Bordeaux a bien avancé sur le sujet
A Bordeaux, de nombreuses choses ont déjà été mises en place comme l’a indiqué Fannie Le Boulanger : « La politique petite enfance des communes, ce n’est pas que les crèches et même ce n’est pas que les modes d’accueil, c’est tous les enfants de 0 à 4 ans et leurs familles. En ce qui concerne les Rpe, nous sommes déjà bien couverts (…) Nous avions donné un gros coup d’accélération au niveau des Rpe, en doublant le nombre d’animatrices pour offrir un maillage très fin aux familles (…). Nous avons un guichet unique qui concerne l’ensemble des places que la ville cofinance (les places municipales en gestion directe, les places municipales en gestion déléguée, les places associatives, les réservations de berceaux de marchés publics) avec des critères d’attribution commun. »

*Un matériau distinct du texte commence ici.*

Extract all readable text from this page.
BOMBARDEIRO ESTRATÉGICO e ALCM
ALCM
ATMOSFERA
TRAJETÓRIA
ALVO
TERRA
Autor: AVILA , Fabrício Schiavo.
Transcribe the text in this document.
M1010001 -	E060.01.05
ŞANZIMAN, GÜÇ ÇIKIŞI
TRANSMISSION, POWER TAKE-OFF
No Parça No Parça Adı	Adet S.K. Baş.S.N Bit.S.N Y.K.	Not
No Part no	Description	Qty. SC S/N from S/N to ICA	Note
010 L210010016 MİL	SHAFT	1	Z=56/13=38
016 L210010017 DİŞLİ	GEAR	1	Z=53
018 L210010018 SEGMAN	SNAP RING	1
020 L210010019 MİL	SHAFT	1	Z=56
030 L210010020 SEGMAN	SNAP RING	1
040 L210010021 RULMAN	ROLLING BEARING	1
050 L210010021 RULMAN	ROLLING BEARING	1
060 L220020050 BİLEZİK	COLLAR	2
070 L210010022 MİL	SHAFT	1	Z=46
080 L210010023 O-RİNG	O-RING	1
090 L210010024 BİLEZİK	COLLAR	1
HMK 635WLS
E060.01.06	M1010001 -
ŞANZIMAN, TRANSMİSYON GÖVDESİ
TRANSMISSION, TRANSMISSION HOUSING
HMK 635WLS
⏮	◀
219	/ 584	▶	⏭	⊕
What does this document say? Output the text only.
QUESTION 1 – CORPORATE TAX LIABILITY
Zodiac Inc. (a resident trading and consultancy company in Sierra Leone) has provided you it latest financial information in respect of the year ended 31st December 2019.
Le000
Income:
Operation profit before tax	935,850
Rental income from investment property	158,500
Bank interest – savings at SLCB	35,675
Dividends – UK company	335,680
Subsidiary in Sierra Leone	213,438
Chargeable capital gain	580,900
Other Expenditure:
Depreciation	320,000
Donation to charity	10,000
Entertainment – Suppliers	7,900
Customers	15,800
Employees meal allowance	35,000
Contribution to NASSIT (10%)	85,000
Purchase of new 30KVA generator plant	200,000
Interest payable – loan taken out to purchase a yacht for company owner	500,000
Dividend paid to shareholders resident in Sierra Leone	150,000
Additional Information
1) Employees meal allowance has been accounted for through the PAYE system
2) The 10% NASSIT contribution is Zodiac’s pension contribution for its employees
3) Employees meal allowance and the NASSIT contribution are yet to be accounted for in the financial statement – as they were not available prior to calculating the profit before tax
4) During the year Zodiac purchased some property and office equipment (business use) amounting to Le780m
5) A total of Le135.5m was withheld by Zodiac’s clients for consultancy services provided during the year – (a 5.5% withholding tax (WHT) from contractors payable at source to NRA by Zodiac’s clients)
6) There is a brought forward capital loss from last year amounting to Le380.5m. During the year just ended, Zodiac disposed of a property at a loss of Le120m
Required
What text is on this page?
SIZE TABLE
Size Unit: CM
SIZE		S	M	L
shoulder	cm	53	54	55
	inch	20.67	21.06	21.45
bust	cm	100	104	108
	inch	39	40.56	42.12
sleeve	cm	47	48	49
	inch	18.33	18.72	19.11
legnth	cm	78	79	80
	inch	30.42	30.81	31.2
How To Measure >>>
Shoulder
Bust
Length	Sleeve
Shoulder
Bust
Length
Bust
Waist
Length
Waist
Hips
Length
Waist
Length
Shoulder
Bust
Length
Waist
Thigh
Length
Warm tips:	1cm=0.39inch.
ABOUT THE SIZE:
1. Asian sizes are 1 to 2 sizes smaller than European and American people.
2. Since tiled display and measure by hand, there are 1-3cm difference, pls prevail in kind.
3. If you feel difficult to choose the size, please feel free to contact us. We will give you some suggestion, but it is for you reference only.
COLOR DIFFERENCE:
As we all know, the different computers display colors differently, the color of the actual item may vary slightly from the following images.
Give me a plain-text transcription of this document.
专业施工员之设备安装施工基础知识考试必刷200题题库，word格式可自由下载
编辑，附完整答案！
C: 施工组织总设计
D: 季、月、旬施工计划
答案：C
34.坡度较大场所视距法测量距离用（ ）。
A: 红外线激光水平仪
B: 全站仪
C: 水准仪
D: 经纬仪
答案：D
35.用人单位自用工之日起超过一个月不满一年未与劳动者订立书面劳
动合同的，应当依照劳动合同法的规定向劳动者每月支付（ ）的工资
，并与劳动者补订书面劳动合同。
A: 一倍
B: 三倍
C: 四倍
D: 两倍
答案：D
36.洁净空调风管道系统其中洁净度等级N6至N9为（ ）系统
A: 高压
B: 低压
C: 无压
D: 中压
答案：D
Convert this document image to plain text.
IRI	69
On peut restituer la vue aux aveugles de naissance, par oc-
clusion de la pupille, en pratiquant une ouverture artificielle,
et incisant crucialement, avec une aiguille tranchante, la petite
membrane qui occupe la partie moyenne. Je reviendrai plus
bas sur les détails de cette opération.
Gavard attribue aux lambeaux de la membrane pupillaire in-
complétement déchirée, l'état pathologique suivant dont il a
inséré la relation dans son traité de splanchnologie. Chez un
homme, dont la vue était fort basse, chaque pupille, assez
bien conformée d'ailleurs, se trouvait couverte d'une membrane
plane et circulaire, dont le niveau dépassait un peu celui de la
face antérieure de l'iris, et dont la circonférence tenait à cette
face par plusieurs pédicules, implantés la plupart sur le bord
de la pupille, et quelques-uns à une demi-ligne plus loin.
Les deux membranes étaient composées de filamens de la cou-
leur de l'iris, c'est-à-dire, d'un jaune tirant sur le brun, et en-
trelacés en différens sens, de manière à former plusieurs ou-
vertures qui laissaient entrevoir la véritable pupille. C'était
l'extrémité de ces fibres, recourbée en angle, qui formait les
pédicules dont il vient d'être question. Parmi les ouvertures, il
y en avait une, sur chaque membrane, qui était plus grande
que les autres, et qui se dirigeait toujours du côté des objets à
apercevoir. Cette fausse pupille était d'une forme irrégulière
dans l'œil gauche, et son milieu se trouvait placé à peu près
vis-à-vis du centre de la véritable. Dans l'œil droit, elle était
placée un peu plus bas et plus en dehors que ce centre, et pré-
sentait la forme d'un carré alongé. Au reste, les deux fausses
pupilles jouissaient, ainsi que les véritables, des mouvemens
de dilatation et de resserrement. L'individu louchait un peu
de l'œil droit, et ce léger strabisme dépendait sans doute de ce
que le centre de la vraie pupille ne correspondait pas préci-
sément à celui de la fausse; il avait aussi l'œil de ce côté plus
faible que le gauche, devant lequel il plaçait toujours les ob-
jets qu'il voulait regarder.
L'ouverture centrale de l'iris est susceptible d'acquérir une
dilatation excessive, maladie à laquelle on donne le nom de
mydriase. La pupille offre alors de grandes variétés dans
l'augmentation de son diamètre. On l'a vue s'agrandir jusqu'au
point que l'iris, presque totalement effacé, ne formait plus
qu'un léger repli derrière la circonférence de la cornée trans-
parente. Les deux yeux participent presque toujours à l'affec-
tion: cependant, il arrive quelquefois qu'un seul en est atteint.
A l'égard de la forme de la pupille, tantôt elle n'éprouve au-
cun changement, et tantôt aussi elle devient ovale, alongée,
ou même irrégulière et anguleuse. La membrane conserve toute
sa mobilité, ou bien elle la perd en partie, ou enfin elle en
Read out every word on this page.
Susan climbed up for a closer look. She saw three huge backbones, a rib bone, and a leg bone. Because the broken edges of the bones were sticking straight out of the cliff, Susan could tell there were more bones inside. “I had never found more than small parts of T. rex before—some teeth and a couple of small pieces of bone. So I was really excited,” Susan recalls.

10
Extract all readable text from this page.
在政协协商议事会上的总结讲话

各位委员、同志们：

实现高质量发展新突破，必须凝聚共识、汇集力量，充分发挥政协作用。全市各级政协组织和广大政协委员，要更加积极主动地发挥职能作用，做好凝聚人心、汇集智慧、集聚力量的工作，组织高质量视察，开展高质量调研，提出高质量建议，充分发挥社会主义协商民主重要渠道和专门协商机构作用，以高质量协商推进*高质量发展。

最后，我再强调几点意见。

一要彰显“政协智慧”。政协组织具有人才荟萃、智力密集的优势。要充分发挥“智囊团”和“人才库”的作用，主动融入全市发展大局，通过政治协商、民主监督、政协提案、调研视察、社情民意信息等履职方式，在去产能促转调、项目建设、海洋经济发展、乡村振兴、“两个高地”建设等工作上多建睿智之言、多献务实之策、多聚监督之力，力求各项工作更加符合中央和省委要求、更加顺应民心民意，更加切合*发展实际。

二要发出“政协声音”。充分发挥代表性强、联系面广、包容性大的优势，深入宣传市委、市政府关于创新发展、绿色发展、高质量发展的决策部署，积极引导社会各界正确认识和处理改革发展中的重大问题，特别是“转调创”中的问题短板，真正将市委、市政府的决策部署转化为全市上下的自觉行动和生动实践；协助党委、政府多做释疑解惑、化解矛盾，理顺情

Amfreville œuvre depuis longtemps pour les familles
Amfreville compte 1400 habitants. De fait, cette commune, qui n’a pas transféré toute sa compétence petite enfance à l’Interco, fait partie des autorités organisatrices auxquelles la loi confère le moins d’obligations. Intégrer un service public de la petite enfance, « ce n’est pas un grand bouleversement car c’est un choix politique que nous avons depuis plusieurs années. Nous avons mis en place des politiques publiques en faveur des familles. (…) le service public de la petite enfance, c’est une globalité », a indiqué son maire Xavier Madelaine. Et a poursuivi : « (…). Le service public de la petite enfance, c’est aussi une volonté politique et donc ça avance ou ça n’avance pas. Au niveau de l’intercommunalité à laquelle j’appartiens, nous avions une majorité d’élus qui étaient très poussifs pour mettre en place les services aux familles. Et donc nous avons demandé, pour les collectivités qui souhaitaient impulser une dynamique, de reprendre certaines compétences. C’est la raison pour laquelle la compétence a été un peu partagée. L’accueil individuel à l’interco et l’accueil collectif aux communes. Nous venons de délibérer pour pouvoir être signataire de la convention territoriale globale et nous nous sommes inscrits pour l’accueil d’une structure d’accueil collectif sur la commune (mode de gestion psu). »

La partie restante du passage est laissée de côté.